In GetClosestAgents(), the agent refers to the singleton AIManager instance, and requests the closest neighbours in a certain distance. By using a singleton, the agent does not need to keep a reference to every single other agent but instead lets the manager do the heavy lifting. Depending on the amount of agents, this can still get performance-heavy, so there are certainly better ways to handle this but that would require more research.

For debugging and visualizations purposes, the agent also gets assigned a color based on how many agents are near.

    private void GetClosestAgents()
    {
        _neighbourAgents = AIManager.Instance.GetNeighbours(this);
        _neighbourCount = _neighbourAgents.Count;

        float lerpProgress = (float)_neighbourCount / AIManager.Instance.TotalAgentCount * COLOR_MULTIPLIER;
        Color noNeighbourColor = Color.red;
        Color hasNeighbourColor = Color.green;
        Color lerpedColor = Color.Lerp(noNeighbourColor, hasNeighbourColor, lerpProgress);
        if(!CurrentlySelected)
            SetColor(lerpedColor);
    }

For the so-called "flocking" behaviour (like flocks of birds or schools of fish are known to do), 3 different parts are needed to construct a working algorithm.

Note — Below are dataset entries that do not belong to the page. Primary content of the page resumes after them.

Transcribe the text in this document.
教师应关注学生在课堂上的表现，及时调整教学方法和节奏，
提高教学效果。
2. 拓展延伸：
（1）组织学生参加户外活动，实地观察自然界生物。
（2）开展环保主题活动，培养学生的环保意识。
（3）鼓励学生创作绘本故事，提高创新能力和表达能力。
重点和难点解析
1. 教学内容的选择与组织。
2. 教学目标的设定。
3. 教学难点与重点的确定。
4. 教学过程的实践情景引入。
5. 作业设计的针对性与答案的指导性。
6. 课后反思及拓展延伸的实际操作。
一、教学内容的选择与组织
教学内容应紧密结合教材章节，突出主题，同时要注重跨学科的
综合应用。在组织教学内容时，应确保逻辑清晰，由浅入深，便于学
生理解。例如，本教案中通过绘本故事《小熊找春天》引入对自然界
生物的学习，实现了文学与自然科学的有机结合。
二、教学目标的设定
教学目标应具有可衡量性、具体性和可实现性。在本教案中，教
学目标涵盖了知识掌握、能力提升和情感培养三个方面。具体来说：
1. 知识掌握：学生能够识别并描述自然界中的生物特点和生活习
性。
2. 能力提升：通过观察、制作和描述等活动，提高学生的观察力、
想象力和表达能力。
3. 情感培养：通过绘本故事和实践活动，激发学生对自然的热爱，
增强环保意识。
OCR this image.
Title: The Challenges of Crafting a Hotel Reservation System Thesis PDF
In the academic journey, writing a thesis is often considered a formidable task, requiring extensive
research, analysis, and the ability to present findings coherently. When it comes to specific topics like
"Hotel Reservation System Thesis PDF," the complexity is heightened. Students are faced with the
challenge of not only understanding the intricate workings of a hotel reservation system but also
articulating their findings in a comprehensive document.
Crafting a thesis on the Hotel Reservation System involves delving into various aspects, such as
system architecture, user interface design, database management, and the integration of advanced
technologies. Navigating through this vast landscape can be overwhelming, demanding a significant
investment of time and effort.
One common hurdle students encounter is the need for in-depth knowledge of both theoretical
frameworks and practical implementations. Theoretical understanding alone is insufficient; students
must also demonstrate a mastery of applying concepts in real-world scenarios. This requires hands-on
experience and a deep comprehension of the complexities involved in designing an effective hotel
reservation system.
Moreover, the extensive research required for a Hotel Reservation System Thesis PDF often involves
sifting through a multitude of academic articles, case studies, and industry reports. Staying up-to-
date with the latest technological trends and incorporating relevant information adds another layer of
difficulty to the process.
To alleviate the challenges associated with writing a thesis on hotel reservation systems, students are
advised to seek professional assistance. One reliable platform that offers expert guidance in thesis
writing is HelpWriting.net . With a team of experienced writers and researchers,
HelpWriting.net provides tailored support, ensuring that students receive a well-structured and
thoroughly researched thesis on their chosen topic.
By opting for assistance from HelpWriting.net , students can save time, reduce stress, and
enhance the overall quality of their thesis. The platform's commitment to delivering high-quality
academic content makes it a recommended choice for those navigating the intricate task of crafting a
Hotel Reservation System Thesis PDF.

First of all, alignment makes sure every agent that's qualified as a neighbour look in roughly the same direction.

    private Vector3 CalculateAlignment()
    {
        Vector3 alignmentVec = transform.up;
        if (_neighbourCount == 0) 
            return alignmentVec;
        
        foreach (var neighbour in _neighbourAgents)
        {
            alignmentVec += neighbour.transform.up; 
        }
        alignmentVec /= _neighbourCount;
        
        if(_showAlignment)
            Debug.DrawRay(transform.position, alignmentVec, Color.blue);
        
        return alignmentVec;
    }

Second, cohesion takes care of finding the middle position of the "flock" which makes sure the neighbours tend to stay together.

    private Vector3 CalculateCohesion()
    {
        Vector3 cohesionVec = Vector3.zero;
        if (_neighbourCount == 0)
            return cohesionVec;
        
        foreach (var neighbour in _neighbourAgents)
        {
            cohesionVec += neighbour.transform.position; 
        }
        
        cohesionVec /= _neighbourCount;
        cohesionVec -= transform.position;
        
        if(_showCohesion)
            Debug.DrawLine(transform.position, cohesionVec, Color.green);

        return cohesionVec;
    }

Lastly, there is avoidance. This prevents agents from bunching up too close to each other.

    private Vector3 CalculateAvoidance()
    {
        Vector3 avoidanceVec = Vector3.zero;
        if (_neighbourCount == 0)
            return avoidanceVec;
        
        foreach (var neighbour in _neighbourAgents)
        {
            float distance = Vector3.Distance(transform.position, neighbour.transform.position);
            if (distance >= Properties.AvoidanceRadius)
                continue;

            avoidanceVec -= (neighbour.transform.position - transform.position);
        }
        
        if(_showAvoidance)
            Debug.DrawRay(transform.position, avoidanceVec.normalized, Color.red);

        avoidanceVec /= _neighbourCount;

        return avoidanceVec;
    }

All of these aspects combined construct a flocking behaviour. It is a lot of testing & tweaking parameters to see the effects and what values provide a realistic behaviour.